Yannis Cuypers est enseignant-chercheur au Laboratoire d’Océanographie et du Climat : Expérimentations et Approches Numériques (LOCEAN-IPSL), spécialisé dans l’étude des phénomènes à petites échelles et sur des temps courts. Il s’intéresse notamment à la turbulence, aux ondes et aux tourbillons dans l’océan pour comprendre comment ces phénomènes transportent chaleur, salinité, nutriments et comment ils influencent la vie du phytoplancton.
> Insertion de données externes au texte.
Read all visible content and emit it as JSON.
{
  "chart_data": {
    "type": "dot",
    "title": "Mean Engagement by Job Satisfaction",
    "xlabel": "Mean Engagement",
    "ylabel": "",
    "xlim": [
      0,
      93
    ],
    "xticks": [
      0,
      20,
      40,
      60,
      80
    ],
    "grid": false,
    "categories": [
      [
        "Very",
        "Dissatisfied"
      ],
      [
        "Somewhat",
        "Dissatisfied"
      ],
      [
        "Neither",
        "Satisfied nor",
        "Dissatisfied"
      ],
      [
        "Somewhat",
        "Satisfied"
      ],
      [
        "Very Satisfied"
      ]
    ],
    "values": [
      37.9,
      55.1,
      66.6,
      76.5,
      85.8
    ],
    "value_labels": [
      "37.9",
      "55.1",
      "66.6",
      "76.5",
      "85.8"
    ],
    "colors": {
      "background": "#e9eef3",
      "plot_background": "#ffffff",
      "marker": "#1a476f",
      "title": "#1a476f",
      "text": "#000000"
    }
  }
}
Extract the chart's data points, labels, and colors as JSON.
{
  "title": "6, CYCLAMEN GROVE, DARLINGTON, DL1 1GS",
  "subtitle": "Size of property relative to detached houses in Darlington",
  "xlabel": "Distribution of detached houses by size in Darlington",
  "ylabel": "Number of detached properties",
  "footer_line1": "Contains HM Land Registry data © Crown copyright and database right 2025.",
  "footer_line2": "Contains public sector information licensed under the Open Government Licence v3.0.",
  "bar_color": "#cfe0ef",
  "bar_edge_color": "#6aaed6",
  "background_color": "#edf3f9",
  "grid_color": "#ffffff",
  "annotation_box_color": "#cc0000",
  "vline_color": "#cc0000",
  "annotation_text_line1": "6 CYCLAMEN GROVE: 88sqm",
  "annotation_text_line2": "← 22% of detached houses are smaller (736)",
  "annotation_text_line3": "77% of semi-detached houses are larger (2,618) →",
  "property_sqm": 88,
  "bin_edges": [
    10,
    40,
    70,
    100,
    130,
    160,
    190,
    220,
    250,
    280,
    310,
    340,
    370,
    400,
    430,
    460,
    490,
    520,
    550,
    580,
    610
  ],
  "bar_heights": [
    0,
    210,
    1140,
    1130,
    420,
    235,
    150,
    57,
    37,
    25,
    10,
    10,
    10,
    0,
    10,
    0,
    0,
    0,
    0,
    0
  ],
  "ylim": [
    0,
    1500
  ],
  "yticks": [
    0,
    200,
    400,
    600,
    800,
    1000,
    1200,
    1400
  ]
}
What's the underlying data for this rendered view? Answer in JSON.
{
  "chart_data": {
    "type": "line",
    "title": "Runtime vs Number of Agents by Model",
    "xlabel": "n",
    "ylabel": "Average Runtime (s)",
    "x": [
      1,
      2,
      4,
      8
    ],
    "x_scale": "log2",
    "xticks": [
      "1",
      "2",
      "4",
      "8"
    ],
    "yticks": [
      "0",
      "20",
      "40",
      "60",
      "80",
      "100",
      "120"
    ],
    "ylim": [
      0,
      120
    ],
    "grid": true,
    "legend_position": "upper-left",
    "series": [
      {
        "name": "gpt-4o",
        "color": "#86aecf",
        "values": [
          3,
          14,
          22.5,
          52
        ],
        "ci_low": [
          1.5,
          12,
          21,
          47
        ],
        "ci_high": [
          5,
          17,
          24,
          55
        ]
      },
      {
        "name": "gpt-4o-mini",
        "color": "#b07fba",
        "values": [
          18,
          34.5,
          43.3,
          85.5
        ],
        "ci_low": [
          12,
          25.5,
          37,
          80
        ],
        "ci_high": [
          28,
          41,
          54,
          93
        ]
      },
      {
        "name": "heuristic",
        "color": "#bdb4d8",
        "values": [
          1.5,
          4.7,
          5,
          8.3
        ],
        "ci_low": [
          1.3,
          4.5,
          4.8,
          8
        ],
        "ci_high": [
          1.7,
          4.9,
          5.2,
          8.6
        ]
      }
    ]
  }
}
« J’ai réalisé un cursus scolaire assez classique : une licence de physique à Sorbonne Université, un diplôme d’études approfondies (DEA) en dynamique des fluides et transfert, avant d’entreprendre une thèse, » précise-t-il. C’est lors de son post-doctorat à l’École des Ponts et Chaussées qu’il découvre son intérêt pour le milieu aquatique, en commençant par l’étude des lacs, notamment celui du Bourget.
Des lacs aux océans
« Les questions de mouvement, de dynamique des fluides sont très similaires à ce qui se passe dans l’océan, » souligne-t-il. Yannis rejoint alors le Laboratoire d’Océanographie et du Climat : Expérimentations et Approches Numériques (LOCEAN-IPSL) et participe à de nombreuses expéditions océanographiques afin d’y mesurer les turbulences.
La transition entre les lacs et l’océan ne va toutefois pas sans difficultés, notamment sur le plan instrumental. Le Velocity Microstructure Profiler (VMP) est l’un des dispositifs utilisés en mer : il mesure de très faibles variations de vitesse afin de caractériser les turbulences sous l’eau. Particulièrement sensible, cet instrument doit être déployé en chute libre et ne pas subir de perturbations mécaniques liées au câble qui le relie au navire, sous peine d’altérer les mesures.
« Le câble reliant l’instrument au bateau ne doit pas être mis sous tension, ce qui complexifie la tâche lorsque nous sommes en mer. C’est dans ces moments-là que l’on prend conscience des courants extrêmement variables, tant en direction qu’en profondeur, » explique-t-il.
Entre le risque de sectionner le câble avec l’hélice, les contraintes de tension et les fluctuations de l’eau, chaque déploiement exige rigueur et coordination.
Comment obtenir des données fiables avec un appareil aussi délicat ? Grâce à une communication constante avec l’équipage et beaucoup de sang-froid. « Même si cette mesure n’est pas la plus évidente, ce n’est pas la plus courante en océanographie » conclut Yannis.